Además de la diferencia en cantidad –que no es un criterio óptimo de valor cuando se habla de corrupción–, este grado de democratización de la denuncia desde abajo y por fuera de las instituciones, que representa un nivel inicial de la contraloría social, diferencia al tratamiento del flagelo en el régimen de Hugo Chávez respecto de todos los precedentes.
En la Venezuela actual, a nadie en su sano juicio le cabe duda de que la corrupción es uno de los tres o cuatros desafíos más cruciales para Nicolás Maduro en términos de gobernabilidad y de la sustentabilidad histórica de lo que conocemos como revolución bolivariana.

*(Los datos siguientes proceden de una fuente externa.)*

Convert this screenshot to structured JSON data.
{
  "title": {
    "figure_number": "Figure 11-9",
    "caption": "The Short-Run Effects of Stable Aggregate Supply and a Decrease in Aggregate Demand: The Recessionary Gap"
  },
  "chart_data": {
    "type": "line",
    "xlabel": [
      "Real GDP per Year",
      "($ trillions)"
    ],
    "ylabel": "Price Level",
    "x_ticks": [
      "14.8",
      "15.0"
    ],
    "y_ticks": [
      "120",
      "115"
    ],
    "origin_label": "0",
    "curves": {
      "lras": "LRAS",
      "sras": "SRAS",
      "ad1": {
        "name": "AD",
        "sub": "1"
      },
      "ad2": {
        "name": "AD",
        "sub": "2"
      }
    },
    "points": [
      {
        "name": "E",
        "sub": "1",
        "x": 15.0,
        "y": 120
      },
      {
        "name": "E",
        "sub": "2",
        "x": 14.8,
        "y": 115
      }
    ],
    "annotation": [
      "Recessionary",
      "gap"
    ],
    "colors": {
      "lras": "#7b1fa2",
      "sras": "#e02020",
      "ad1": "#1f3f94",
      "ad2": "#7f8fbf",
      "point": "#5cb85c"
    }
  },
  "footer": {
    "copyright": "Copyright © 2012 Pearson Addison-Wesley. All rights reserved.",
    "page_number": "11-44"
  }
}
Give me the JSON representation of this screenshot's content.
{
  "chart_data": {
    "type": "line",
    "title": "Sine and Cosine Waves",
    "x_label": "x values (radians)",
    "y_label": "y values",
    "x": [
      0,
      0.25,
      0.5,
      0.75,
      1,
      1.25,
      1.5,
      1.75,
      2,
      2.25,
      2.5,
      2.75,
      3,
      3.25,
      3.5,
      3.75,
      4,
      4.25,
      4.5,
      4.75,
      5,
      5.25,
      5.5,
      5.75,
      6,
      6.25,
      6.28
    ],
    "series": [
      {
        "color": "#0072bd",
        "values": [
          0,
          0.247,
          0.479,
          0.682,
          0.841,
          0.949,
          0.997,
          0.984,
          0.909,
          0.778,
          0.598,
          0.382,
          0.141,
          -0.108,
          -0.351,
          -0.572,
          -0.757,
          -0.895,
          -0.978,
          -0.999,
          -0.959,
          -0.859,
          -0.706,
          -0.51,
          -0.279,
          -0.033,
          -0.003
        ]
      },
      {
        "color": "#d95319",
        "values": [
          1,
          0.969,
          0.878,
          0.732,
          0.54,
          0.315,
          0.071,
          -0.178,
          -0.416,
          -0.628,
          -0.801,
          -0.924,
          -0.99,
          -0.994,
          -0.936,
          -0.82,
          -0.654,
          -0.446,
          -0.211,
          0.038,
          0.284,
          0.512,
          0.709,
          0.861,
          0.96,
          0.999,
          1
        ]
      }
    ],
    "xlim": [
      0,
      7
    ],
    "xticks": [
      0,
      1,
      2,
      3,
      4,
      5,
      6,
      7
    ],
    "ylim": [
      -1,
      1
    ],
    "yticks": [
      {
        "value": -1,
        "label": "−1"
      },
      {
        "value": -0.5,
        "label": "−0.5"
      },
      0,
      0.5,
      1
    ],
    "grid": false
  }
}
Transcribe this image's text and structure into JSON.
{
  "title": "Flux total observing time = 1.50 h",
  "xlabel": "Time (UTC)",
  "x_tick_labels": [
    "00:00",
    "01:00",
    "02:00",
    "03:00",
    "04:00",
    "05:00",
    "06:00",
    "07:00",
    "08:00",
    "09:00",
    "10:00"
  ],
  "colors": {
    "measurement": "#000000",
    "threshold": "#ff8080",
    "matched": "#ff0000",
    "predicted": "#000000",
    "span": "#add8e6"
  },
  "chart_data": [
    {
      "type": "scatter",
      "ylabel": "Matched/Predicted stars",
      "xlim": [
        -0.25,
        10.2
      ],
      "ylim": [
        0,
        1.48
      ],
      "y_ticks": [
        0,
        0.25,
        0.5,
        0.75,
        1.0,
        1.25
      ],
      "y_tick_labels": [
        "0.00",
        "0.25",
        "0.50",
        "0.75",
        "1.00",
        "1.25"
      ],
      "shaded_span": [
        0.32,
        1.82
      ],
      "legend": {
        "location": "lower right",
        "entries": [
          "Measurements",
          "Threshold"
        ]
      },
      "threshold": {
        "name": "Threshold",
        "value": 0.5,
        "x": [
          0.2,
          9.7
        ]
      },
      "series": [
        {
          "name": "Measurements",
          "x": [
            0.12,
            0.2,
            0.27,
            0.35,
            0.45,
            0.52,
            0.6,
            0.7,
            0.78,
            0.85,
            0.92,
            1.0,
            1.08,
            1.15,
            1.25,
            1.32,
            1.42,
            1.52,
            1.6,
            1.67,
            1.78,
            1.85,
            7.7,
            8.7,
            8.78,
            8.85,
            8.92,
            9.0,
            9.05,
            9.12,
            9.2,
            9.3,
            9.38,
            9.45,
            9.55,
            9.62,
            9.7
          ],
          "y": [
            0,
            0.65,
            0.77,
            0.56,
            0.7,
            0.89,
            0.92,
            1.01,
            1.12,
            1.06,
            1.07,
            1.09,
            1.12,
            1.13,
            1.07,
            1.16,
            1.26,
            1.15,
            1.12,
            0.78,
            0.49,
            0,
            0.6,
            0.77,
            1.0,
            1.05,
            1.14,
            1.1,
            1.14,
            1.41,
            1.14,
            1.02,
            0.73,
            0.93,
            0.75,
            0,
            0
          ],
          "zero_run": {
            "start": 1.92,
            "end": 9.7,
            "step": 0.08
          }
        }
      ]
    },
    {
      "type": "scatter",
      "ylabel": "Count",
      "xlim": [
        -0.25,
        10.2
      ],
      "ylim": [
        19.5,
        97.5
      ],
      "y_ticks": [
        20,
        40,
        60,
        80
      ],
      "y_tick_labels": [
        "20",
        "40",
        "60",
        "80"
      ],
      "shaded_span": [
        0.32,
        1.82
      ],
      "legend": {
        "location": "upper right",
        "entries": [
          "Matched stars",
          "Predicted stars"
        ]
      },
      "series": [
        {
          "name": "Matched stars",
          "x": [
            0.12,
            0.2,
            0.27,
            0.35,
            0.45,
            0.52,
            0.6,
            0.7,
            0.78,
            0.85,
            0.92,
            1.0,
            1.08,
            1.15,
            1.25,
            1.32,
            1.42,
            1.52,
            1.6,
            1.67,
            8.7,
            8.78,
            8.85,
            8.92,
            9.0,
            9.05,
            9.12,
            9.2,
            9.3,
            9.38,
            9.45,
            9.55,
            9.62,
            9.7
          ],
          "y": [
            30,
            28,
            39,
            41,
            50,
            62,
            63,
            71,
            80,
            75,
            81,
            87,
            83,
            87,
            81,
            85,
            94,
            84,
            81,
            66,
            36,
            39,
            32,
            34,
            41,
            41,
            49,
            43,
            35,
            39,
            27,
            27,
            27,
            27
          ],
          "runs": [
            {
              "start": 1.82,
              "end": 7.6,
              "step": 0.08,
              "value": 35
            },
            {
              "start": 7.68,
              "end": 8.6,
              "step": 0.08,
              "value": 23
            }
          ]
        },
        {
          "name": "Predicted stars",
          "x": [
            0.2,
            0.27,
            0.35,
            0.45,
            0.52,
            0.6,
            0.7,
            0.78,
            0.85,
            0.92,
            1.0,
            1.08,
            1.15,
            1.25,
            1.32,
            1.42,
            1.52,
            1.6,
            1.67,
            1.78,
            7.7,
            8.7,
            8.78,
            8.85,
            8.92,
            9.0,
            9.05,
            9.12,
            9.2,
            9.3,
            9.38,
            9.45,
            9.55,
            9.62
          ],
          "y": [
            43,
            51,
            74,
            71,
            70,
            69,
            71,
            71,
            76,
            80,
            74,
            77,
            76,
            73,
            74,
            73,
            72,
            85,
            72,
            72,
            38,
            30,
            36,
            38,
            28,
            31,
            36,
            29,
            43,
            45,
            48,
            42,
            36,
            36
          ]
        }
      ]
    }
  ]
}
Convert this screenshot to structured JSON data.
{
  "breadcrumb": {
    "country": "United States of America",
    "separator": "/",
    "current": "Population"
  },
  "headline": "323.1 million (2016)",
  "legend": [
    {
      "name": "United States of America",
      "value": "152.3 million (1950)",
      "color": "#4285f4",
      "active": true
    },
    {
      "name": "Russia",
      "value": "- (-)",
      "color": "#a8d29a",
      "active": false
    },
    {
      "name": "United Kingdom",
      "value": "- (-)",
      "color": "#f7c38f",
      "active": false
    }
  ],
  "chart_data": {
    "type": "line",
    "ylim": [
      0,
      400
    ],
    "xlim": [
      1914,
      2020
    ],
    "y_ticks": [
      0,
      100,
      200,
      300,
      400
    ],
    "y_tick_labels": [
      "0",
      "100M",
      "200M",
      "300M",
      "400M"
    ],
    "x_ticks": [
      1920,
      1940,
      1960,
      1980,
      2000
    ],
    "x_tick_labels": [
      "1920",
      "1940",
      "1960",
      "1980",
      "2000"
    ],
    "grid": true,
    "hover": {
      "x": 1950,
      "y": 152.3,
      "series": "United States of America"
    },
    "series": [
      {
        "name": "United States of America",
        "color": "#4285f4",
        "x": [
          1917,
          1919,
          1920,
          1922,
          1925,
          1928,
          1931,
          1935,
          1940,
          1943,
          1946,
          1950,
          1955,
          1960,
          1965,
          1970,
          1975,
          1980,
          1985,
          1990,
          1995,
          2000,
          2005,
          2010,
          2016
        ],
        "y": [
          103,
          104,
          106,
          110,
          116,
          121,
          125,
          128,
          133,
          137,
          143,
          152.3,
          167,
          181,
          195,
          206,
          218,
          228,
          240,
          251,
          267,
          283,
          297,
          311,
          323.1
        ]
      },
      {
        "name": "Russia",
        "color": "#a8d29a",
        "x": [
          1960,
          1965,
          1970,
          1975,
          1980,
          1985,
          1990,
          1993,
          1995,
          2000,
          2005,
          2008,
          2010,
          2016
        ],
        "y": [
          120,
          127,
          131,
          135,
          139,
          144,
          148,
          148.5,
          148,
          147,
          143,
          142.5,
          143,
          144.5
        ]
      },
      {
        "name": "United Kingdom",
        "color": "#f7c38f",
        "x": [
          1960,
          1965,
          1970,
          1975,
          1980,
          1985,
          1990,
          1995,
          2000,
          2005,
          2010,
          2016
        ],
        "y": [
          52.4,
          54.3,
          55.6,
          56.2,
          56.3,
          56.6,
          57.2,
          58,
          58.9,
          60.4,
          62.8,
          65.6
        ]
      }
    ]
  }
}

La bestia de dos cabezas. Hace dos semanas, en un acto público en el Oriente del país, y en otro en el Zulia, al Occidente, el nuevo presidente llamó a combatir la corrupción y pidió a los movimientos del poder popular que lo ayuden en la tarea.
Sólo falta un detalle: que los actuales personeros corruptos instalados en las estructuras de mando de las corporaciones de la economía estatal y en la diplomacia sean apartados por orden ejecutiva. Una acción de esta escala provocará una reacción proporcional, lo que obliga a sostenerla con la movilización masiva del poder popular en las calles y los ministerios.
Maduro dijo, con razón, que quienes roben al Estado o con el Estado (en el caso de los privados) “están traicionando la memoria del Comandante”. Esta verdad, corroborada por la incorruptibilidad de Hugo Chávez al frente de un Estado tan rico, no encuentra correspondencia con la ocupación de cargos ejecutivos de personeros señalados en Venezuela como “corruptos” o “burgueses endógenos”.
Existe una relación orgánica demostrada entre las acciones corruptas de los funcionarios que se han tentado, con lo que en Venezuela se denomina burocracia, esa capa de administradores altos y medios, cuya función se elitizó tanto que ya pertenece a su propio mundo, con sus propias reglas y su lógica del poder. Se independizaron de la sociedad y sus posibles controles como ocurrió en la ex Unión Soviética. Esa es la bestia bicéfala que amenaza a la revolución bolivariana: “Mata votos”, como la define el genial Luis Brito García en sus sátiras.